Number of View: 3035
Windows 7 will be different. Different from previous Microsoft operating systems that all had to ensure that applications designed for older versions of Windows would also run perfectly on the newest operating system. Backwards compatibility is a great feature and gives users one less reason to worry about when updating from an old version of Windows to a newer one.
On the other hand it does have an impact on performance and size of an operating system. The biggest folder of a Windows Vista installation is not the system32 folder anymore, it’s the WinSxS folder.
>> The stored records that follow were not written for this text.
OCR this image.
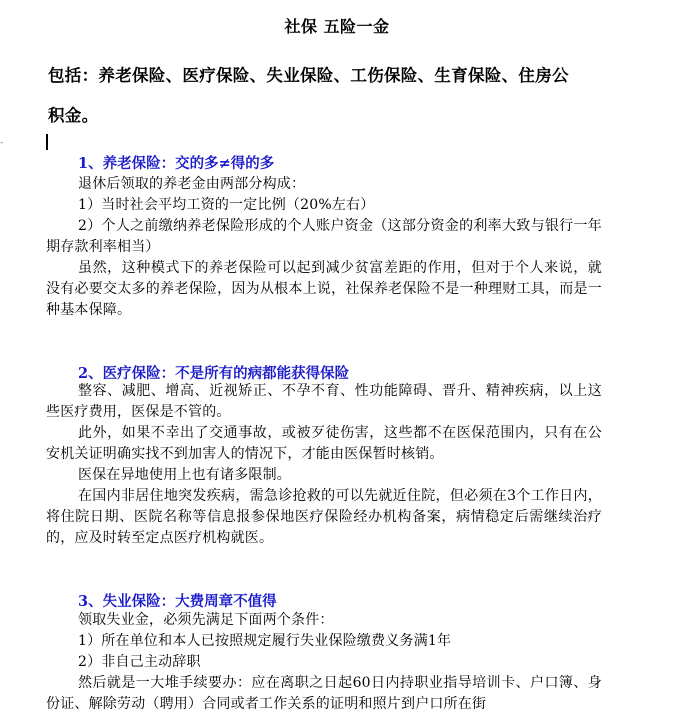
社保 五险一金
包括：养老保险、医疗保险、失业保险、工伤保险、生育保险、住房公
积金。
-
1、养老保险：交的多≠得的多

退休后领取的养老金由两部分构成：

1）当时社会平均工资的一定比例（20%左右）

2）个人之前缴纳养老保险形成的个人账户资金（这部分资金的利率大致与银行一年期存款利率相当）

虽然，这种模式下的养老保险可以起到减少贫富差距的作用，但对于个人来说，就没有必要交太多的养老保险，因为从根本上说，社保养老保险不是一种理财工具，而是一种基本保障。

2、医疗保险：不是所有的病都能获得保险

整容、减肥、增高、近视矫正、不孕不育、性功能障碍、晋升、精神疾病，以上这些医疗费用，医保是不管的。

此外，如果不幸出了交通事故，或被歹徒伤害，这些都不在医保范围内，只有在公安机关证明确实找不到加害人的情况下，才能由医保暂时核销。

医保在异地使用上也有诸多限制。

在国内非居住地突发疾病，需急诊抢救的可以先就近住院，但必须在3个工作日内，将住院日期、医院名称等信息报参保地医疗保险经办机构备案，病情稳定后需继续治疗的，应及时转至定点医疗机构就医。

3、失业保险：大费周章不值得

领取失业金，必须先满足下面两个条件：

1）所在单位和本人已按照规定履行失业保险缴费义务满1年

2）非自己主动辞职

然后就是一大堆手续要办：应在离职之日起60日内持职业指导培训卡、户口簿、身份证、解除劳动（聘用）合同或者工作关系的证明和照片到户口所在街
The WinSxS folder basically stores different versions of program libraries like dll files which are needed to ensure that an application that is requesting a library gets the correct version it is requesting.
This is on the other hand a very redundant method and there are reports on the Internet that the WinSxS folder grows out of proportion rapidly.
Microsoft’s approach in Windows 7 is different. Windows 7 will not be binary compatible to older Microsoft operating systems. This does not mean that old programs will simply not run on Windows 7 though because Microsoft will be using virtualization to ensure compatibility with older applications that have been designed for a previous Microsoft operating system.
The huge advantages of this approach are performance increases for native applications and the operating system itself and a decrease of the distribution size itself.
In Windows 7, Microsoft will break from the Windows’ norm by breaking previous API compatibility, offering new API frameworks as a native solution, and providing support for legacy frameworks (COM, ATL, .NET Framework, etc) through monolithic libraries designed to provide the functionality of all previous revisions of the modules in question. This extends/replaces the WinSxS philosophy, providing every single function, past and present, in fully comprehensive libraries. This should allow the majority of legacy applications to run perfectly, while still retaining native performance for applications compiled specifically with the Windows 7 platform in mind. It should also be possible for applications produced with previous versions of Visual Studio to be directly recompiled into native code using the new API frameworks.